Quali sono le opportunità che invece offre sul piano pastorale?

Matteo: La Gmg potrebbe diventare lo “stile” diffuso di una comunità ecclesiale, già a partire dalla partecipazione corale. A Rio ci sono 7 mila ragazzi italiani e 40 vescovi, rispettivamente lo 0,01% della popolazione giovanile e il 25% dell’episcopato, con tanti sacerdoti e religiose. Occorre tutta una comunità che si prenda più cura dei giovani nel mondo della scuola, dell’università, del lavoro. Mi ha colpito che Papa Francesco in volo verso Rio abbia sottolineato la vera questione che interessa i giovani e cioè la mancanza di lavoro. Una generazione senza lavoro, ha detto il Papa, è una generazione mortificata nella sua dignità perché deve dipendere da altri: si tratta di una questione antropologica fondamentale. La capacità del Papa di leggere i segni della sofferenza umana dei giovani gli consente anche di entrare immediatamente in sintonia con loro: è uno stile che anche le nostre comunità dovrebbero apprendere.

Qualche consiglio alle parrocchie e alle diocesi per non disperdere questa esperienza?
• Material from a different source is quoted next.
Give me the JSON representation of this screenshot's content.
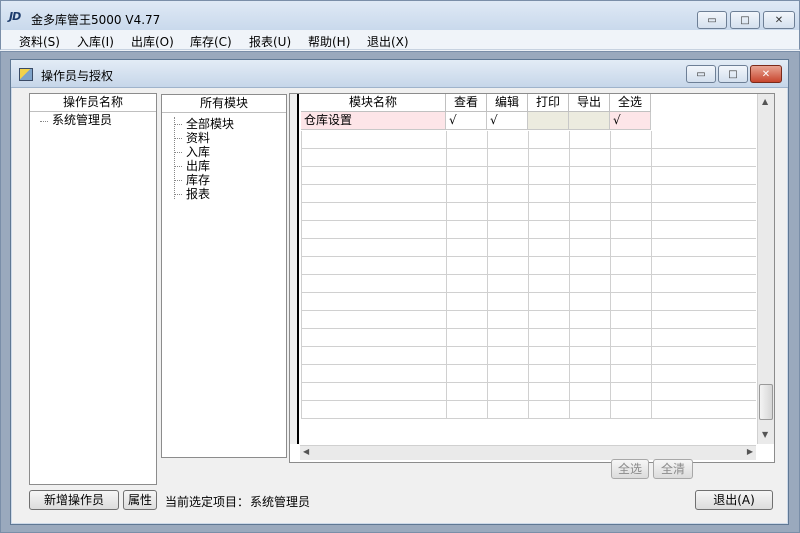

Matteo: E’ essenziale un atteggiamento: non abituiamoci all’assenza dei giovani nelle parrocchie, nelle associazioni e nei movimenti. Sicuramente si tratta di una sfida non facile ma bisogna coltivare il desiderio di questo incontro perché, come in amore, quando l’assenza diventa desiderio, allora questo apre gli occhi e consente di individuare le strategie. A Rio ci sono 7 mila giovani e molte bellissime iniziative sono state preparate nelle diocesi per partecipare a distanza alla veglia con il papa, ma sono sempre pochi rispetto ai giovani che non incontriamo. Per andare loro incontro bisogna conoscere ciò che leggono, i film che vedono, la musica che ascoltano. Bisogna essere presenti in modo serio sul web – molti siti parrocchiali non consentono di interagire – e nei social media. Bisogna rimettere in primo piano nell’anno pastorale il nostro grande tesoro cioè la Bibbia che apre all’incontro con Gesù e permettere alla liturgia di essere se stessa, cioè il luogo della festa. Non siamo ancora riusciti a scrollarci di dosso l’idea del “precetto” domenicale mentre l’assemblea è il luogo dove i fedeli si riuniscono e con la benedizione di Dio riaccolgono il dono della vita iniziando una nuova settimana. In fondo ciò che il cristianesimo può offrire sono proprio i luoghi per riscoprire la bellezza della vita pur nella sua caducità e tornare a benedire se stessi e ciò che ci è toccato in sorte.